6.15.Het gemeenschappelijk Europees Asielstelsel kent een aantal verordeningen en richtlijnen ten aanzien van asielzoekers. Voor deze zaak is relevant de Opvangrichtlijn. Deze richtlijn beoogt te waarborgen dat de menselijke waardigheid ten volle wordt geëerbiedigd en te bevorderen dat de artikelen 1, 4, 6, 7, 18, 21, 24 en 47 van het EU Handvest worden toegepast. Daarbij zijn de corresponderende rechten uit het EVRM van overeenkomstige toepassing op grond van artikel 52 lid 3 EU Handvest. In de considerans van de Opvangrichtlijn is opgenomen dat er normen moeten worden vastgesteld voor de opvang van verzoekers [asielzoekers] die voldoende zijn om een menswaardige levensstandaard en vergelijkbare levensomstandigheden in alle lidstaten te waarborgen. Voor zover hier relevant bepaalt de Opvangrichtlijn:
- dat minderjarigen uiterlijk drie maanden na de dag waarop zij asiel hebben aangevraagd, toegang krijgen tot onderwijs (artikel 14 lid 2);
- dat lidstaten ervoor zorgen dat de materiële opvangvoorzieningen voor verzoekers een levensstandaard bieden die hun bestaansmiddelen garandeert en hun fysieke en geestelijke gezondheid beschermt en erop toezien dat die levensstandaard ook gehandhaafd blijft in het specifieke geval van kwetsbare personen als bedoeld in artikel 21 (artikel 17 lid 2);
- indien huisvesting wordt verstrekt in natura, dit geschiedt in opvangcentra die een toereikend huisvestingsniveau bieden (artikel 18, lid 1 onder b);
- dat lidstaten bij het verstrekken van huisvesting rekening houden met gender- en leeftijdsspecifieke problemen en met de situatie van kwetsbare personen (artikel 18 lid 3);
- dat lidstaten er zorg voor dragen dat asielzoekers de nodige medische zorg ontvangen, die ten minste de spoedeisende behandelingen en de essentiële behandeling van ziekten en ernstige mentale stoornissen omvat (artikel 19);
- dat lidstaten rekening houden met de specifieke situatie van kwetsbare personen, zoals minderjarigen, niet-begeleide minderjarigen, personen met een handicap, ouderen, zwangere vrouwen, alleenstaande ouders met minderjarige kinderen, slachtoffers van mensenhandel, personen met ernstige ziekten, personen met mentale stoornissen en personen die folteringen hebben ondergaan, zijn verkracht of aan andere ernstige vormen van psychologisch, fysiek of seksueel geweld zijn blootgesteld, zoals slachtoffers van genitale verminking (artikel 21);
- dat lidstaten, om artikel 21 doeltreffend toe te passen, beoordelen of de verzoeker bijzondere opvangbehoeften heeft en de aard daarvan.

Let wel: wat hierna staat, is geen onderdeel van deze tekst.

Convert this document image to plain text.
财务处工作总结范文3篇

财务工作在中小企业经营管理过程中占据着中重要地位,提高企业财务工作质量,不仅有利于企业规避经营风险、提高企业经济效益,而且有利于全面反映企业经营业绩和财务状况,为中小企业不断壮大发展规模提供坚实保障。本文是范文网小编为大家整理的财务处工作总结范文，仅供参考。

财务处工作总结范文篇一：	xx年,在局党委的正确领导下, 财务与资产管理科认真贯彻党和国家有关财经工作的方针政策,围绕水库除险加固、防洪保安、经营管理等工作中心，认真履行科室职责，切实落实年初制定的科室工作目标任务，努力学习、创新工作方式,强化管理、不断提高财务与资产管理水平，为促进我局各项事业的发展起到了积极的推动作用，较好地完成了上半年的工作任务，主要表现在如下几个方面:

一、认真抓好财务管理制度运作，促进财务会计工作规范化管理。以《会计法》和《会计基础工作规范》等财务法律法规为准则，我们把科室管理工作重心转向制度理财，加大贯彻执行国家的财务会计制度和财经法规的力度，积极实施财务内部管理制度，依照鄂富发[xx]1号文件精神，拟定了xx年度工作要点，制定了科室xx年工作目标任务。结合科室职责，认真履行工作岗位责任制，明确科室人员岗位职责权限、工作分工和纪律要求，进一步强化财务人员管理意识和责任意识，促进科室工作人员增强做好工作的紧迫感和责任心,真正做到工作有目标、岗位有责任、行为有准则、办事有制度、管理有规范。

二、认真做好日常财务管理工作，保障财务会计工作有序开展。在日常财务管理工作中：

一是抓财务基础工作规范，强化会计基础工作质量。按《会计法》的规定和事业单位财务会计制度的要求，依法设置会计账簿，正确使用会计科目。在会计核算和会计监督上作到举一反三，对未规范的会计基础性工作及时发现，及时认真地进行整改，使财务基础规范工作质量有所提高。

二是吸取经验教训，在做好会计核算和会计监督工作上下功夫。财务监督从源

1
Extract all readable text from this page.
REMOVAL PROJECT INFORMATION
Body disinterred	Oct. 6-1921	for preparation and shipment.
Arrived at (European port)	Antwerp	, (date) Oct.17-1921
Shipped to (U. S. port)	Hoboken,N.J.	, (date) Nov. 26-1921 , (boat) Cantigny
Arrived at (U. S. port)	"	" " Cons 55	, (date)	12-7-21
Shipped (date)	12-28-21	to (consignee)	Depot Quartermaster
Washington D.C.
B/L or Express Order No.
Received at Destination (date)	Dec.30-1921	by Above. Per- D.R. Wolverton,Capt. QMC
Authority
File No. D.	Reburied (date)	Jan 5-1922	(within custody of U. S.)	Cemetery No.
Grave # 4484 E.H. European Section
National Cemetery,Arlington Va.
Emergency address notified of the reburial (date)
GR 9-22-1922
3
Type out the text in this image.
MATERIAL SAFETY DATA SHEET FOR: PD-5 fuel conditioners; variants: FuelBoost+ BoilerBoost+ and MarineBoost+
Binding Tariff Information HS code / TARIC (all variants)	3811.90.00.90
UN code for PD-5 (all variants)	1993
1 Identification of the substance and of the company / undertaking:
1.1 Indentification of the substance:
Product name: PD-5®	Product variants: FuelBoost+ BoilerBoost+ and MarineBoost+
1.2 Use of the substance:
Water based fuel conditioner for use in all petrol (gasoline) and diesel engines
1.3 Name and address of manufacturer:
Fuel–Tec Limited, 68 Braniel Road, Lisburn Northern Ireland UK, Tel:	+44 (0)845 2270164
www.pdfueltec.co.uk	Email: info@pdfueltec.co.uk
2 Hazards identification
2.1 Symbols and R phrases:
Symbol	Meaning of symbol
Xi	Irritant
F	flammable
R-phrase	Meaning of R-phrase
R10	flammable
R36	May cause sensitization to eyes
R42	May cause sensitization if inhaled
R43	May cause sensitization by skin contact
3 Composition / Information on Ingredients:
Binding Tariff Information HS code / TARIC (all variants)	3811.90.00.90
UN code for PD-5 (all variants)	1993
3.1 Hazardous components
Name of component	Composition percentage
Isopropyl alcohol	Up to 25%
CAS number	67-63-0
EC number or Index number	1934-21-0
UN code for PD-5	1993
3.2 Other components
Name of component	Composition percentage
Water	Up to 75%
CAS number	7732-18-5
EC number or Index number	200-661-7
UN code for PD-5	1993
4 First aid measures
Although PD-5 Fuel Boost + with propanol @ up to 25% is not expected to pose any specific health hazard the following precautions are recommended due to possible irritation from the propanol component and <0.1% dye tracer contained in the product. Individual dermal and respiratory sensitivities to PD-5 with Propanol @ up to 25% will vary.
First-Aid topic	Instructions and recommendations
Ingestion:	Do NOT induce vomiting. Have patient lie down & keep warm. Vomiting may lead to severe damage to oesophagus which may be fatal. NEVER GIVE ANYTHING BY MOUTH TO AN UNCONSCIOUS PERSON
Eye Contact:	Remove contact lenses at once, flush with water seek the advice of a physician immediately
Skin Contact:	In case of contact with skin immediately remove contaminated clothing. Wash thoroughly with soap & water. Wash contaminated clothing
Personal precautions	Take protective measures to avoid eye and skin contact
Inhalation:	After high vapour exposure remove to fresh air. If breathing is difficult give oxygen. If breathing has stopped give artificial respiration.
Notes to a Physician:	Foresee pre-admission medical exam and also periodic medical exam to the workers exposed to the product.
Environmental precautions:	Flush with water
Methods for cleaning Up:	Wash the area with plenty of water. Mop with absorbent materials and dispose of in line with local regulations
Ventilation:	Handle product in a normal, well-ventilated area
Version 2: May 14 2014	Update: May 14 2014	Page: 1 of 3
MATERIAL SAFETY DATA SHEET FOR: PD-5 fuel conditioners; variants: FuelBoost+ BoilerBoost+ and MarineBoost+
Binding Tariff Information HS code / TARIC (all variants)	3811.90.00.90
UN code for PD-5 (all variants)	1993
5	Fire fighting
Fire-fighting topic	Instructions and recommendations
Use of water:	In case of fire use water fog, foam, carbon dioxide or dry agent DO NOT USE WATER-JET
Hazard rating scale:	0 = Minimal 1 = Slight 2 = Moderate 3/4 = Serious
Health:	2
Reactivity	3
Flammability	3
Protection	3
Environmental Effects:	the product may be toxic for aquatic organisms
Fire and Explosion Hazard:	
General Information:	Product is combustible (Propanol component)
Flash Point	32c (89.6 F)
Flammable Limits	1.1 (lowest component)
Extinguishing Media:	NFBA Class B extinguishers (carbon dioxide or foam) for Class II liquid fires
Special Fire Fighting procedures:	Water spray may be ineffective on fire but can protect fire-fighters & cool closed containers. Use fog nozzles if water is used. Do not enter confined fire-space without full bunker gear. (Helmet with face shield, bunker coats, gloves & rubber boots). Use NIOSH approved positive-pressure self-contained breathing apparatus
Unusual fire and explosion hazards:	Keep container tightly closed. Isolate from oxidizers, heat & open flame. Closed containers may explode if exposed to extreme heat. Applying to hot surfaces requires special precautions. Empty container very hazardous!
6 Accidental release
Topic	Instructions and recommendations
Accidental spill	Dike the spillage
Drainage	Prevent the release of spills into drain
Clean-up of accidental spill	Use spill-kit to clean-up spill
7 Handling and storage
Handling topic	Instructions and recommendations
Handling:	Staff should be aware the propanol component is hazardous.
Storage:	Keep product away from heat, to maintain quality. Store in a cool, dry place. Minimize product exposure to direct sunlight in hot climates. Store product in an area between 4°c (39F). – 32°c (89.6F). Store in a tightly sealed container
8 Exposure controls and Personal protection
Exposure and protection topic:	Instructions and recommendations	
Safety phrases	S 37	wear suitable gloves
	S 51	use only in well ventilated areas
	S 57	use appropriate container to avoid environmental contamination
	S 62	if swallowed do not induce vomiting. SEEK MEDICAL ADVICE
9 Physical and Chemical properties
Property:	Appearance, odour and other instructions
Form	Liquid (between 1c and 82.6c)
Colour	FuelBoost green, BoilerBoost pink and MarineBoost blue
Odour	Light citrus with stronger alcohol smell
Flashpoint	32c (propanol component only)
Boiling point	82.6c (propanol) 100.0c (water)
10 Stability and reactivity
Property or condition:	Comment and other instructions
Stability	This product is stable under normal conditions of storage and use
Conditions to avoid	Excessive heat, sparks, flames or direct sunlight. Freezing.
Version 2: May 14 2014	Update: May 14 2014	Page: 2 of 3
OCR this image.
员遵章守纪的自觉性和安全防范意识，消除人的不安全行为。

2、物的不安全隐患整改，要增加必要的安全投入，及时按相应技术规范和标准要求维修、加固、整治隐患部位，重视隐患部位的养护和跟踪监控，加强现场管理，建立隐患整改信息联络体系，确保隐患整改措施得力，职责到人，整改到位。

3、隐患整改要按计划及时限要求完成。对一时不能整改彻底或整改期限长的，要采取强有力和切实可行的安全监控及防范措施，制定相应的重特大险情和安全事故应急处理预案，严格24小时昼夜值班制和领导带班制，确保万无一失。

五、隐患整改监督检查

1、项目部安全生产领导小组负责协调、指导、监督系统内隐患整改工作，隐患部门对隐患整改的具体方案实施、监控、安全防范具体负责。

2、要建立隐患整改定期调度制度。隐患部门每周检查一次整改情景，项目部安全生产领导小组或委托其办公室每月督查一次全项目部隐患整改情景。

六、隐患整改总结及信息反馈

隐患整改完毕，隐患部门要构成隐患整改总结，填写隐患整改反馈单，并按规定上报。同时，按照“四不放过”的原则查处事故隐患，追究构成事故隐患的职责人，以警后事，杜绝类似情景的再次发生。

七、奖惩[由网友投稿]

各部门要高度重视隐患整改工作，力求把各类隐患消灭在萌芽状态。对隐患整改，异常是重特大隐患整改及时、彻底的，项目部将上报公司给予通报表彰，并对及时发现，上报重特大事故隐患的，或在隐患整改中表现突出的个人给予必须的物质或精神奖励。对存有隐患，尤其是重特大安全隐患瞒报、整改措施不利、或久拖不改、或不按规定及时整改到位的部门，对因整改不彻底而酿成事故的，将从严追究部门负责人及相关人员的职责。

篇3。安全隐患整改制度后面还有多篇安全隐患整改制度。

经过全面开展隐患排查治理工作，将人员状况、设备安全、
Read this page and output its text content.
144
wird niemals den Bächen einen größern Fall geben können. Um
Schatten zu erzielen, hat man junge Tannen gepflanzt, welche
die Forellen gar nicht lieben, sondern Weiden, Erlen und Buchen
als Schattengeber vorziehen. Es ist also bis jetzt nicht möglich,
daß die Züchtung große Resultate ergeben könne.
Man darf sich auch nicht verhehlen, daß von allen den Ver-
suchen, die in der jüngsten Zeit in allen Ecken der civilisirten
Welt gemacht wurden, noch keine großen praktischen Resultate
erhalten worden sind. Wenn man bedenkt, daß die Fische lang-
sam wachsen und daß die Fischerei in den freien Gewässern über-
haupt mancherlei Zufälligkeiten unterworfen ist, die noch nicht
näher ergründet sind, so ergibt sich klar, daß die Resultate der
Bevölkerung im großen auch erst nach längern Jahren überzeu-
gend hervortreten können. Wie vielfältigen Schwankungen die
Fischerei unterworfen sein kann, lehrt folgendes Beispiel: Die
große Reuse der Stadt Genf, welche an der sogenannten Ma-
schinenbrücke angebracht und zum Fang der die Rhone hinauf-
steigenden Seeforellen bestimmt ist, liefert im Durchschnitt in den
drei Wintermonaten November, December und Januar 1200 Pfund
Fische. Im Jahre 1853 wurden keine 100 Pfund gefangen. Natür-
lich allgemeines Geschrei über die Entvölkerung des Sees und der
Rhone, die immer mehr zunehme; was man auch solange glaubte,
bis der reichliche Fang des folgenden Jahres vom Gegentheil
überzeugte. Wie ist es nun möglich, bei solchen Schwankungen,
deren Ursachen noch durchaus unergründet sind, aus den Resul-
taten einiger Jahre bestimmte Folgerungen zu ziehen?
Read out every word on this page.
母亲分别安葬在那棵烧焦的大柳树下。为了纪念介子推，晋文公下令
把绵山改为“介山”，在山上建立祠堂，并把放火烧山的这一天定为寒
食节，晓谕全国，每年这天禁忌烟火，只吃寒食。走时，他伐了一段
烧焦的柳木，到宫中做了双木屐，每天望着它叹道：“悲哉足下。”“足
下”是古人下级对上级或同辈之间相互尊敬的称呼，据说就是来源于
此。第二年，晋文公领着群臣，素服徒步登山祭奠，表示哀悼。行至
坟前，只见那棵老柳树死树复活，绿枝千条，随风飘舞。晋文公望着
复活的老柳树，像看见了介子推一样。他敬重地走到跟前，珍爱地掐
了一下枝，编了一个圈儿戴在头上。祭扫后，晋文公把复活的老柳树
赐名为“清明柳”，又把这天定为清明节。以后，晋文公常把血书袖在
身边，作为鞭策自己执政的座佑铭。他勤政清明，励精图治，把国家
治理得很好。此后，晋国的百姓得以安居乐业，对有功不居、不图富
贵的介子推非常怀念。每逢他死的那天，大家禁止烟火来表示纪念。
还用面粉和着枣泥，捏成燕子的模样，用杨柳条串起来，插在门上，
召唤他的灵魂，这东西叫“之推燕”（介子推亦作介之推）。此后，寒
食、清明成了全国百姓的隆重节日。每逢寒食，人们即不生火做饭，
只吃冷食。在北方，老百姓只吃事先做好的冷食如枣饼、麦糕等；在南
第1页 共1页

De beoordeling wordt aangevat binnen een redelijke termijn nadat de asielaanvraag is ingediend. De lidstaten zorgen ervoor dat de steun die aan deze groep wordt verstrekt, tijdens de gehele asielprocedure is afgestemd op hun bijzondere opvangbehoeften (artikel 22 lid 1);
- dat lidstaten ervoor zorgen dat kinderen een levensstandaard hebben die past bij hun fysieke, geestelijke, spirituele, morele en sociale ontwikkeling (artikel 23 lid 1);
- dat niet begeleide minderjarigen worden ondergebracht in opvangcentra met speciale voorzieningen voor minderjarigen of in andere huisvesting die geschikt is voor minderjarigen. (artikel 24 lid 2).